El domingo de la semana antepasada se celebró cerca de casa la carrera final del campeonato de ciclismo de montaña de la región, como lo dije a inicios de año: eso de andar participando en eventos competitivos como si me pagaran por hacerlo ya no me interesa. Sin embargo ante la inquietud de mi hermana por ir a ver la carrera decidí acompañarla. Salí temprano de casa para alcanzar a mi hermana en su casa y juntos llegar a la carrera. Como sólo iba a ir a observar el evento no me coloqué casco ni guantes ni nada de lo que se suele utilizar ante una verdadera salida de MTB. Sólo me coloqué mis Oakley RazorBlades y mi casquetteur del Team Movistar.

Llegamos temprano al lugar pero la carrera ya había iniciado minutos antes. Fuimos entonces hacia la zona final de descenso dónde alcanzamos a ver a los líderes de la categoría Elite. Tras varios minutos de ver y alentar a algunos conocidos que participaban me decidí a subir sólo a la parte superior del cerro por un camino alterno para ver cómo comenzaban a descender y tomar algunas fotos. Minutos más tarde comencé el descenso hacia donde estaba mi hermana. Iba en la 29er y como es de esperarse se alcanzan velocidades de infarto al intentar bajar por senderos muy poco técnicos. Recordemos que no llevaba casco, nuevamente estar en riesgo es emocionante.

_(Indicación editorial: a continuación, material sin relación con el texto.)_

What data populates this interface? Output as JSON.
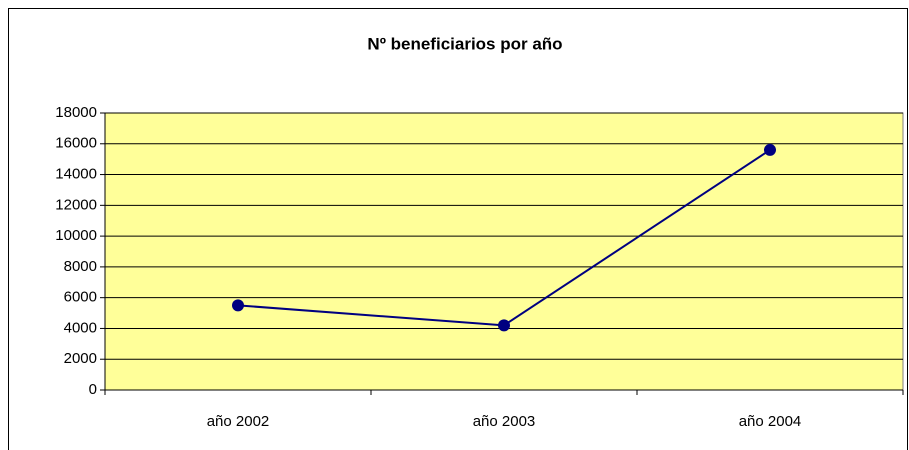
{
  "chart_data": {
    "type": "line",
    "title": "Nº beneficiarios por año",
    "categories": [
      "año 2002",
      "año 2003",
      "año 2004"
    ],
    "series": [
      {
        "name": "Nº beneficiarios",
        "color": "#000080",
        "values": [
          5500,
          4200,
          15600
        ]
      }
    ],
    "ylim": [
      0,
      18000
    ],
    "yticks": [
      0,
      2000,
      4000,
      6000,
      8000,
      10000,
      12000,
      14000,
      16000,
      18000
    ],
    "grid": true,
    "plot_background": "#ffff99"
  }
}
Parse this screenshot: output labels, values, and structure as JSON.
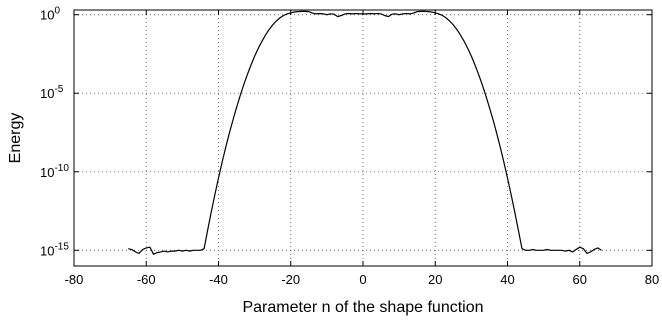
{
  "chart_data": {
    "type": "line",
    "title": "",
    "xlabel": "Parameter n of the shape function",
    "ylabel": "Energy",
    "y_scale": "log",
    "grid": true,
    "grid_style": "dotted",
    "xlim": [
      -80,
      80
    ],
    "ylim_exponent": [
      -16,
      0.3
    ],
    "x_ticks": [
      -80,
      -60,
      -40,
      -20,
      0,
      20,
      40,
      60,
      80
    ],
    "y_ticks": [
      {
        "exp": 0,
        "base": "10",
        "sup": "0"
      },
      {
        "exp": -5,
        "base": "10",
        "sup": "-5"
      },
      {
        "exp": -10,
        "base": "10",
        "sup": "-10"
      },
      {
        "exp": -15,
        "base": "10",
        "sup": "-15"
      }
    ],
    "line_color": "#000000",
    "series": [
      {
        "log10_y_note": "values below are log10(Energy)",
        "points": [
          [
            -65,
            -14.9
          ],
          [
            -64,
            -14.95
          ],
          [
            -63,
            -15.1
          ],
          [
            -62,
            -15.2
          ],
          [
            -61,
            -14.95
          ],
          [
            -60,
            -14.85
          ],
          [
            -59,
            -14.8
          ],
          [
            -58,
            -15.25
          ],
          [
            -57,
            -15.15
          ],
          [
            -56,
            -15.1
          ],
          [
            -55,
            -15.05
          ],
          [
            -54,
            -15.1
          ],
          [
            -53,
            -15.05
          ],
          [
            -52,
            -15.05
          ],
          [
            -51,
            -15.0
          ],
          [
            -50,
            -15.05
          ],
          [
            -49,
            -15.0
          ],
          [
            -48,
            -15.05
          ],
          [
            -47,
            -15.0
          ],
          [
            -46,
            -15.0
          ],
          [
            -45,
            -15.0
          ],
          [
            -44,
            -14.9
          ],
          [
            -43,
            -13.7
          ],
          [
            -42,
            -12.55
          ],
          [
            -41,
            -11.45
          ],
          [
            -40,
            -10.4
          ],
          [
            -39,
            -9.4
          ],
          [
            -38,
            -8.45
          ],
          [
            -37,
            -7.55
          ],
          [
            -36,
            -6.7
          ],
          [
            -35,
            -5.9
          ],
          [
            -34,
            -5.15
          ],
          [
            -33,
            -4.45
          ],
          [
            -32,
            -3.8
          ],
          [
            -31,
            -3.2
          ],
          [
            -30,
            -2.65
          ],
          [
            -29,
            -2.15
          ],
          [
            -28,
            -1.7
          ],
          [
            -27,
            -1.3
          ],
          [
            -26,
            -0.95
          ],
          [
            -25,
            -0.65
          ],
          [
            -24,
            -0.4
          ],
          [
            -23,
            -0.2
          ],
          [
            -22,
            -0.05
          ],
          [
            -21,
            0.05
          ],
          [
            -20,
            0.12
          ],
          [
            -19,
            0.17
          ],
          [
            -18,
            0.2
          ],
          [
            -17,
            0.21
          ],
          [
            -16,
            0.21
          ],
          [
            -15,
            0.2
          ],
          [
            -14,
            0.1
          ],
          [
            -13,
            0.05
          ],
          [
            -12,
            0.08
          ],
          [
            -11,
            0.06
          ],
          [
            -10,
            0.0
          ],
          [
            -9,
            0.06
          ],
          [
            -8,
            0.03
          ],
          [
            -7,
            -0.12
          ],
          [
            -6,
            -0.05
          ],
          [
            -5,
            0.05
          ],
          [
            -4,
            0.08
          ],
          [
            -3,
            0.05
          ],
          [
            -2,
            0.08
          ],
          [
            -1,
            0.05
          ],
          [
            0,
            0.05
          ],
          [
            1,
            0.05
          ],
          [
            2,
            0.08
          ],
          [
            3,
            0.05
          ],
          [
            4,
            0.08
          ],
          [
            5,
            0.05
          ],
          [
            6,
            -0.05
          ],
          [
            7,
            -0.12
          ],
          [
            8,
            0.03
          ],
          [
            9,
            0.06
          ],
          [
            10,
            0.0
          ],
          [
            11,
            0.06
          ],
          [
            12,
            0.08
          ],
          [
            13,
            0.05
          ],
          [
            14,
            0.1
          ],
          [
            15,
            0.2
          ],
          [
            16,
            0.21
          ],
          [
            17,
            0.21
          ],
          [
            18,
            0.2
          ],
          [
            19,
            0.17
          ],
          [
            20,
            0.12
          ],
          [
            21,
            0.05
          ],
          [
            22,
            -0.05
          ],
          [
            23,
            -0.2
          ],
          [
            24,
            -0.4
          ],
          [
            25,
            -0.65
          ],
          [
            26,
            -0.95
          ],
          [
            27,
            -1.3
          ],
          [
            28,
            -1.7
          ],
          [
            29,
            -2.15
          ],
          [
            30,
            -2.65
          ],
          [
            31,
            -3.2
          ],
          [
            32,
            -3.8
          ],
          [
            33,
            -4.45
          ],
          [
            34,
            -5.15
          ],
          [
            35,
            -5.9
          ],
          [
            36,
            -6.7
          ],
          [
            37,
            -7.55
          ],
          [
            38,
            -8.45
          ],
          [
            39,
            -9.4
          ],
          [
            40,
            -10.4
          ],
          [
            41,
            -11.45
          ],
          [
            42,
            -12.55
          ],
          [
            43,
            -13.7
          ],
          [
            44,
            -14.9
          ],
          [
            45,
            -15.0
          ],
          [
            46,
            -15.0
          ],
          [
            47,
            -14.95
          ],
          [
            48,
            -15.0
          ],
          [
            49,
            -15.0
          ],
          [
            50,
            -15.0
          ],
          [
            51,
            -14.95
          ],
          [
            52,
            -15.0
          ],
          [
            53,
            -15.0
          ],
          [
            54,
            -15.0
          ],
          [
            55,
            -15.0
          ],
          [
            56,
            -15.05
          ],
          [
            57,
            -15.0
          ],
          [
            58,
            -15.1
          ],
          [
            59,
            -14.95
          ],
          [
            60,
            -14.8
          ],
          [
            61,
            -14.9
          ],
          [
            62,
            -15.2
          ],
          [
            63,
            -15.1
          ],
          [
            64,
            -14.95
          ],
          [
            65,
            -14.85
          ],
          [
            66,
            -15.0
          ]
        ]
      }
    ]
  }
}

Terminó el evento pasado el medio día, felicité a dos conocidos, platiqué con un amigo que también es mi mecánico experto de confianza. Pasé algunos minutos más viendo un cuadro de una Specialized Stumpjumper M4 ¡de 1998! Tengo unas ganas enormes de armarme una MTB de los noventas con piezas de la época aunque no me resulten funcionales. Barajé por varios minutos la posibilidad de regatearle al vendedor del cuadro e ir al cajero a retirar el dinero y comprarlo. Pero me desanimé al recordar que la M2 Team Edition de Ned Overend de la que estoy enamorado traía cantilevers y no v-brakes como este modelo.

Hora de ir a casa. El plan era sencillo: tomar una avenida que lleva a la zona dónde mi hermana vive, girar de regreso e ir a casa para comer con mi familia, ir de compras y regresar a descansar. Las primeras tres cuadras las circulé a una velocidad prudente, en esa zona los camiones de transporte público son realmente peligrosos y no tenía sentido ir rápido. Pasando una avenida que conecta el norte con el sur de la ciudad el tráfico aminoró y un poco ansioso por llegar a casa decidí acelerar un poco. Salté un tope y pedaleé a fondo, avancé unos 300 metros y había otro tope de gran tamaño. Me decidí a saltarlo para probar el ajuste que le había hecho a la horquilla delantera en cuanto al rebote.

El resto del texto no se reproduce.